Suppliers Automotive Parts Co. v. Long

Yesley, J.

This is an action 'of contract in which recovery is sought for merchandise which the plaintiff alleges was ordered by the defendant.

There was evidence that the plaintiff had been doing business for some time with Loraine Construction Corporation, of which the defendant was an officer; that “the defendant had ordered the merchandise which is the *145subject of this suit, as well as all prior merchandise purchased by the .... corporation from the plaintiff”; that all purchases, including the present one, were billed to the corporation; that payment for all prior purchases was made by check of the corporation; and that no demand had been made on the defendant to pay for this purchase prior to suit.

There was a finding for the defendant, which was entered on March 23, 1965. No further entries appear on the docket until the filing on June 2, 1963 of a motion to vacate the finding and for a new trial. By that date, the time for filing a draft report had long expired (Rule 28 of the District Courts (1963)), and the case had long before been ripe for judgment. See Ahern v. Towle, 310 Mass. 693, 698; Hacking v. Co-ordinator of The Emergency Relief Department of New Bedford, 313 Mass. 413, 416; G.L. c. 235, §2; Rule 36 of the Rules of the District Courts (1965).

The fact that no judgment was recorded by the clerk of court did not prevent the case from going to judgment. Hacking v. Co-ordinator of The Emergency Relief Department of New Bedford, 313 Mass. 413, 420.

The motion for a new trial should not have been received by the .clerk since it was filed after the date on which judgment should have entered. G.L. c 231, §127; Rule 26 of the Rules of the District Courts (1965).

*146The case, nevertheless, has come here by a report in which it appears that the plaintiff claims to be aggrieved by the action of the trial justice in denying the plaintiff’s motion for a new trial. Without intimating that we were required to do so, we considered the question reported and have found no error in the denial of the motion for a new trial.

By this motion, the plaintiff was in effect asking the trial justice to review and revise a matter he had just considered and decided. See Bartley v. Phillips, 317 Mass. 35, 39- It sought rulings of law that might have been, but were not, presented at the trial. In such a case, the motion is addressed to the discretion of the court, from the exercise of which no appeal lies unless clear abuse is shown, Daddario v. Gloucester, 329 Mass. 297, 301, which in this case does not appear.

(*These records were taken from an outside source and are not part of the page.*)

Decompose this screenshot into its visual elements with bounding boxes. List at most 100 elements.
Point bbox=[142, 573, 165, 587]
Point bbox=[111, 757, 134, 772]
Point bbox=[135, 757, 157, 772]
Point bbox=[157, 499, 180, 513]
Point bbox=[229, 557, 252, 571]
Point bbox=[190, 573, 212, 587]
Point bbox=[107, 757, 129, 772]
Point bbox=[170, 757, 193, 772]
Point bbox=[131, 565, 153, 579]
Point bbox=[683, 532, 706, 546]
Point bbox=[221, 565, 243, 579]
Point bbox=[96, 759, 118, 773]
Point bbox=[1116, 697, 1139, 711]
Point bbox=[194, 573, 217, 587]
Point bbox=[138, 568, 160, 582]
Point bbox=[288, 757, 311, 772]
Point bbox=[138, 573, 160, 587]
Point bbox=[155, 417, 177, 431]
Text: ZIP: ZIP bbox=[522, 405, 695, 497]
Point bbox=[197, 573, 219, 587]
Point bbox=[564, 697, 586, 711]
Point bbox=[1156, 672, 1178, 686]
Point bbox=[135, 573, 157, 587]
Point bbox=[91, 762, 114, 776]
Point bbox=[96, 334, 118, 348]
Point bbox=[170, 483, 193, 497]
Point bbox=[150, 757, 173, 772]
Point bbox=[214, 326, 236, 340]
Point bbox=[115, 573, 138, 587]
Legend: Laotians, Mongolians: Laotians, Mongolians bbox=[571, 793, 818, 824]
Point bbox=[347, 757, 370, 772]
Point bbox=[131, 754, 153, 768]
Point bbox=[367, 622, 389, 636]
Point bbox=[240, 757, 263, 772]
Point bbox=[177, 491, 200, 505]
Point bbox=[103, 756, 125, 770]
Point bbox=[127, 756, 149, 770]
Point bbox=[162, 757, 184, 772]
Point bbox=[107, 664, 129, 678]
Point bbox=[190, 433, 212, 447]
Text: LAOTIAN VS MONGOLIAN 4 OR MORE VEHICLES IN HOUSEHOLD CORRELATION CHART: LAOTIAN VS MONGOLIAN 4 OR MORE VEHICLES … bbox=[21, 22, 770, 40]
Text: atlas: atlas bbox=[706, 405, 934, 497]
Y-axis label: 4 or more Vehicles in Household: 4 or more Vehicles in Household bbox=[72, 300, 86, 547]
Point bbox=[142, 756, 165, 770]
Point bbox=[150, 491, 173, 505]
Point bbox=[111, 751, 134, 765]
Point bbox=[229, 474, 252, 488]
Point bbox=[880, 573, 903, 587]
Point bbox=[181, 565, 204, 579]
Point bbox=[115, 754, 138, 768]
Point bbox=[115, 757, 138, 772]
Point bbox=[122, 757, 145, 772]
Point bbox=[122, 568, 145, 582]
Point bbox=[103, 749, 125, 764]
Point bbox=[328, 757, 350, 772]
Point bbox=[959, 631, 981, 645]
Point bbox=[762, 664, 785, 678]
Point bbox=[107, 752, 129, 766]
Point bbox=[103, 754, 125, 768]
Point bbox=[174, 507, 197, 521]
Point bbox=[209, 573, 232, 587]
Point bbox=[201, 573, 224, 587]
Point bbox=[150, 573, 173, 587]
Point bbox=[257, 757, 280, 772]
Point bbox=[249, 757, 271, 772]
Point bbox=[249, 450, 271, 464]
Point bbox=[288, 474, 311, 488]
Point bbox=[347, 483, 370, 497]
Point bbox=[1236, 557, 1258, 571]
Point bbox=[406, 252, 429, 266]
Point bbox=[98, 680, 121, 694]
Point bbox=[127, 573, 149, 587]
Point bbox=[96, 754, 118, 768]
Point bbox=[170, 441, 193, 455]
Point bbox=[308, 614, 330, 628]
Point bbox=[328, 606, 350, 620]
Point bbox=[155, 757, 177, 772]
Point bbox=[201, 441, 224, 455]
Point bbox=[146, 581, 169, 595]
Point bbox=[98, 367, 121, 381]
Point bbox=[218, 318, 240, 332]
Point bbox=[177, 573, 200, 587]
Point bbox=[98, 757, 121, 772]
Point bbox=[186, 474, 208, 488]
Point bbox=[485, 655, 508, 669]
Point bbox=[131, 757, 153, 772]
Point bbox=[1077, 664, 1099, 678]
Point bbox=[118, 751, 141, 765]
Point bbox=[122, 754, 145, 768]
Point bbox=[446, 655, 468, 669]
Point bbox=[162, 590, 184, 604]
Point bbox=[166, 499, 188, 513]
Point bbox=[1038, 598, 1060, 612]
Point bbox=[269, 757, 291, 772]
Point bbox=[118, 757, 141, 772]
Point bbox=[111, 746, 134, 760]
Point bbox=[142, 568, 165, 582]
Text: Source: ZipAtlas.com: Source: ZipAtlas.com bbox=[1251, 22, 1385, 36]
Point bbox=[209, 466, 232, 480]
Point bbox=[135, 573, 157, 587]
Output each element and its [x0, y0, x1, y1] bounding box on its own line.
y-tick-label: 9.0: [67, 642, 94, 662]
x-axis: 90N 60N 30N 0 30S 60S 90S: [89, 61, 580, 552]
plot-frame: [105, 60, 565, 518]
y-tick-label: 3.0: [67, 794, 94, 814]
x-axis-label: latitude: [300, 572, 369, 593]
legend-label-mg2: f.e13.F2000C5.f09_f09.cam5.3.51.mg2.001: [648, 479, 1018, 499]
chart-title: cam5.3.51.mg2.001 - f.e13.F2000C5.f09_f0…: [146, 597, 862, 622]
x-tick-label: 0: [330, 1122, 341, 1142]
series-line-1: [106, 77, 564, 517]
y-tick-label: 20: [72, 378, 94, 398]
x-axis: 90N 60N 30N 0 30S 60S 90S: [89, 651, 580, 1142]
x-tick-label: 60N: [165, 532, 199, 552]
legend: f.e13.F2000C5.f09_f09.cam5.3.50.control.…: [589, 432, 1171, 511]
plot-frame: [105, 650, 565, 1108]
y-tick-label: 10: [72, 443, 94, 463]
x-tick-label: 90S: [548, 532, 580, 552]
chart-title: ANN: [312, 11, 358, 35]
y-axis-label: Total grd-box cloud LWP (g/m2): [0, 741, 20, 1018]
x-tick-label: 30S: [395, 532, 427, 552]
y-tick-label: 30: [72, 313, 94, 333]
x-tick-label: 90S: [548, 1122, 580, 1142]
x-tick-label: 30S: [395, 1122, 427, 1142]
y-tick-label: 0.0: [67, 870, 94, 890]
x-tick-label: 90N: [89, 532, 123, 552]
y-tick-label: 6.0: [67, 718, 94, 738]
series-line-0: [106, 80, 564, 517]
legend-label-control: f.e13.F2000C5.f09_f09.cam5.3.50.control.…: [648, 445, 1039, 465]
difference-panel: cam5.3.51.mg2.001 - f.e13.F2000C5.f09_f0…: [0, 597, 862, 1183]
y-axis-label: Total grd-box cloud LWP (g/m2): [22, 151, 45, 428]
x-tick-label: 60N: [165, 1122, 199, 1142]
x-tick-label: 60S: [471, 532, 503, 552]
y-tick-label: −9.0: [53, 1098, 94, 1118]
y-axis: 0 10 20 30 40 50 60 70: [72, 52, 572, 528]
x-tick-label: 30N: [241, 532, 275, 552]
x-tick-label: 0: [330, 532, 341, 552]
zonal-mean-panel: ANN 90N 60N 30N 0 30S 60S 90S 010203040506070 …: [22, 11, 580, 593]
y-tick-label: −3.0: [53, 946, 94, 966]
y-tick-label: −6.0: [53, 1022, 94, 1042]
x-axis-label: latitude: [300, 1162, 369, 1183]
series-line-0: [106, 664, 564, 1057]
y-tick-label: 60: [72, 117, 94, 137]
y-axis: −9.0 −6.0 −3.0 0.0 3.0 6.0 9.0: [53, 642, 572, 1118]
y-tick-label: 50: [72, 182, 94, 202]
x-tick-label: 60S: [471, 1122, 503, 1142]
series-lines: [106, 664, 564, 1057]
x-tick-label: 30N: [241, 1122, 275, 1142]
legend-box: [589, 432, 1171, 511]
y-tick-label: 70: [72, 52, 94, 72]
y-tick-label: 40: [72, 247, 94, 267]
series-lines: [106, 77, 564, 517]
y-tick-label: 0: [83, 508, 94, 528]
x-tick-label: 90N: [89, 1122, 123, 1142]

The evidence was undisputed that the defendant ordered the merchandise in question as agent of a disclosed principal. As such he was not liable. Goodenough v. Thayer, 132 Mass. 152, 154; Henry W. Savage, Inc. v. Friedberg, 322 Mass. 321, 324.

The plaintiff in its brief has vigorously argued that the defendant should have been held liable under the provisions of G.L. c. 156, §36, which impose liability on officers for certain contracts of a corporation where there has been an improper issuance of capital stock or where such officers have knowingly made a false statement or report required by that chapter. There was no evi*147dence presented at the trial of the existence of any such circumstances. The trial justice could not have found the defendant liable on this statutory ground.

Herbert Lord, Esq. for plaintiff. Shea & Murphy, Esqs. for defendant.

There being no error, the report is ordered dismissed.